Namun, ia menolak revisi UU yang mengatur KPK harus berkoordinasi dengan kejaksaan di proses penuntutan. "Bagaimana independensi KPK kalau harus koordinasi dengan Kejaksaan Agung," ujar dia.

Di forum yang sama, dia sempat mengkritik kinerja KPK saat ini seperti orang yang berolahraga di Treadmill. "Kalau dari jauh, kita lihat orang di treadmill itu seperti lari kencang, tapi sebetulnya jalan di tempat," ujar Nawawi. Bahkan, ia bilang kinerja KPK saat ini, "Seperti orang pulang malam dari dugem.
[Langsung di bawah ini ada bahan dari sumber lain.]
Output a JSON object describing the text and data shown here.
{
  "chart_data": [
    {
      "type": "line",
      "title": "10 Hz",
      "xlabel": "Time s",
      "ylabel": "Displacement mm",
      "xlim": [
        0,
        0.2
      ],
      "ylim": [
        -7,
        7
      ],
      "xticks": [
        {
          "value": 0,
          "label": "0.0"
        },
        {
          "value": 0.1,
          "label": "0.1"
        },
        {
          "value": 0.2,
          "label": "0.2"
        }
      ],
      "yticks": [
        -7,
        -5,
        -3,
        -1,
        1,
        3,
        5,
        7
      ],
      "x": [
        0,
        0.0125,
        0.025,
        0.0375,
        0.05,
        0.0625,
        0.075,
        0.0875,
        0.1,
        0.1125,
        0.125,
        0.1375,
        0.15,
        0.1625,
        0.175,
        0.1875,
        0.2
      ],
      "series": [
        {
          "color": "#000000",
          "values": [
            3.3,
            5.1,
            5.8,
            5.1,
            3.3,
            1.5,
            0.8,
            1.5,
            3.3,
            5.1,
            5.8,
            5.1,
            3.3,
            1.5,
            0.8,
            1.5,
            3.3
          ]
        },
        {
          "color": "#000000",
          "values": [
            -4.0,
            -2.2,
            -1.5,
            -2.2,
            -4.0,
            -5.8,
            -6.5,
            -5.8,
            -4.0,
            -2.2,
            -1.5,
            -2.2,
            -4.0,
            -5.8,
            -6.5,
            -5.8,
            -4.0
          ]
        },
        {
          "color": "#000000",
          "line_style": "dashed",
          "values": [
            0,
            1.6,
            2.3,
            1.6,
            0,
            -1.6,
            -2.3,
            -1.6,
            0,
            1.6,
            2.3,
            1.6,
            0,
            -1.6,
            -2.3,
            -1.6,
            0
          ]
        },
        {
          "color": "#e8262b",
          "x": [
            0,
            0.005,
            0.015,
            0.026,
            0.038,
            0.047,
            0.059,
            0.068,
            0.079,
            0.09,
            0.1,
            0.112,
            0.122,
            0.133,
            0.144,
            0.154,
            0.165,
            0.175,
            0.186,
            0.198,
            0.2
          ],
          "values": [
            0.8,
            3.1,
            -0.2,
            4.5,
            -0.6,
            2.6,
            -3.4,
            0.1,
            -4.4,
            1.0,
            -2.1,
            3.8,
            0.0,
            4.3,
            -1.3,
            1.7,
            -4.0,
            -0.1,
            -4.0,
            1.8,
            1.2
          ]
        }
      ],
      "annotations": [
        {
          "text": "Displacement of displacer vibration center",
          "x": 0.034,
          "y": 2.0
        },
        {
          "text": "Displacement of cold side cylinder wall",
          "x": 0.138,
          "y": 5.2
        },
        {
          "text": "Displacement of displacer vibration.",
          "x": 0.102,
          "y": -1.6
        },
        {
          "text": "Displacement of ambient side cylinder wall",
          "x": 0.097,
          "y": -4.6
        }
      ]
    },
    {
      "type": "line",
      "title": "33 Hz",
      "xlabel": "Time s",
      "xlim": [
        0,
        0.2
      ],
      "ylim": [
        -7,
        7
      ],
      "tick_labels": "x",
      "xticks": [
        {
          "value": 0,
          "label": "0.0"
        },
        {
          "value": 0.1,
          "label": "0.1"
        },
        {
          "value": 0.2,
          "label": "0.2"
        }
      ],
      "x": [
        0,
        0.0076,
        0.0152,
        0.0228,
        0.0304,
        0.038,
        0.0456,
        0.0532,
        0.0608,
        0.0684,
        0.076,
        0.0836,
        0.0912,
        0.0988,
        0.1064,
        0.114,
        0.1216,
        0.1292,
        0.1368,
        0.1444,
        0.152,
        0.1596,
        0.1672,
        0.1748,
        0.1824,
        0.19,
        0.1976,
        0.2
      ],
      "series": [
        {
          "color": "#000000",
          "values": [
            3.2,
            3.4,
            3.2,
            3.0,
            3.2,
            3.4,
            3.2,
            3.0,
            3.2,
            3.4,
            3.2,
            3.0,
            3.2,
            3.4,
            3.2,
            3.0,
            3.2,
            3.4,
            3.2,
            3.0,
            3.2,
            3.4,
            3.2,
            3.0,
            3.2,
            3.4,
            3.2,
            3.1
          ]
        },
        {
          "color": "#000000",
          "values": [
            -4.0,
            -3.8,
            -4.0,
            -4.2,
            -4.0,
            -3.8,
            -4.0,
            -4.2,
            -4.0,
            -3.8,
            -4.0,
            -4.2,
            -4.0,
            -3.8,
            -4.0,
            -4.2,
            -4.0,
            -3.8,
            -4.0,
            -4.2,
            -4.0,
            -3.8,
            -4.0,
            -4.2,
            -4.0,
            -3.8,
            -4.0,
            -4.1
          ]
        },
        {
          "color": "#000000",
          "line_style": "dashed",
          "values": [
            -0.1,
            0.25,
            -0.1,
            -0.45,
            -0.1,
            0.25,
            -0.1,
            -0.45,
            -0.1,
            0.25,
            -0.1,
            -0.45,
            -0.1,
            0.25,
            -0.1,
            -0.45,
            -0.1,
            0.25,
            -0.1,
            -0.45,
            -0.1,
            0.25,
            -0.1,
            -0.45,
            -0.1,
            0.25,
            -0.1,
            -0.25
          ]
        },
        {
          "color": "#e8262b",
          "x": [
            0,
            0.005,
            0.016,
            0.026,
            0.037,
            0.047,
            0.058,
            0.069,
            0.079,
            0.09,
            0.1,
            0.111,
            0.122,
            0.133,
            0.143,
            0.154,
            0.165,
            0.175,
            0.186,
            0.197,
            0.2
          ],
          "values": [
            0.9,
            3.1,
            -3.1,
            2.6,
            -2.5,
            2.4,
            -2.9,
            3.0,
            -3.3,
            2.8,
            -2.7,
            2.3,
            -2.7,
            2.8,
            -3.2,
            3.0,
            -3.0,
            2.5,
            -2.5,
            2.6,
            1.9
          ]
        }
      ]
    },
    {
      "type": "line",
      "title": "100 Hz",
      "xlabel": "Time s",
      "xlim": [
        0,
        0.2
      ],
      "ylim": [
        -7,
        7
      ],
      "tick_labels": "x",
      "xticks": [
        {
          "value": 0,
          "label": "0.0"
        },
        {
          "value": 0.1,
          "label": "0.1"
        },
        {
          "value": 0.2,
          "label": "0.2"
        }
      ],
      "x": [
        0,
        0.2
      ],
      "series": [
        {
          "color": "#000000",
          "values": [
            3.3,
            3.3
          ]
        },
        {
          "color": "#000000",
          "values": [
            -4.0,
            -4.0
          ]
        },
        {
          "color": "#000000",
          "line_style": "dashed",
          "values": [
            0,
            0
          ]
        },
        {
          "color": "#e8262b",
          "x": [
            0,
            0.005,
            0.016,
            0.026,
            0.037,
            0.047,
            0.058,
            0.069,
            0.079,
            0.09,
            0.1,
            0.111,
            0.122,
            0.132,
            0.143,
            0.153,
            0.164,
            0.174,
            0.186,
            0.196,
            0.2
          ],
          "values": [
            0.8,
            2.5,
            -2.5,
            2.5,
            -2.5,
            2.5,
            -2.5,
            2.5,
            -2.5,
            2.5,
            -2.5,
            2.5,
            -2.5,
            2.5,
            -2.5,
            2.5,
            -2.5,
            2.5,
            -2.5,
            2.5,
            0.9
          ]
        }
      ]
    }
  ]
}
Sempoyongan."

Sementara ketika mengikuti tes wawancara dengan pansel pada 28 Agustus 2019, Nawawi bicara pula soal kinerja KPK “jalan di tempat.” Dia berpendapat demikian karena indeks persepsi korupsi Indonesia tidak membaik signifikan dalam beberapa tahun terakhir.

Dia mengaku akan melakukan 3 langkah jika menjadi pimpinan KPK. Pertama, ia mau memperkuat pelaksanaan tugas KPK dalam koordinasi, supervisi dan monitoring penanganan kasus korupsi.

Kedua, Nawawi mau mengoptimalkan penerapan pasal pencucian uang (TPPU) dalam penanganan perkara korupsi oleh KPK. Ketiga, ia ingin memperbaiki tata kelola organisasi di internal KPK.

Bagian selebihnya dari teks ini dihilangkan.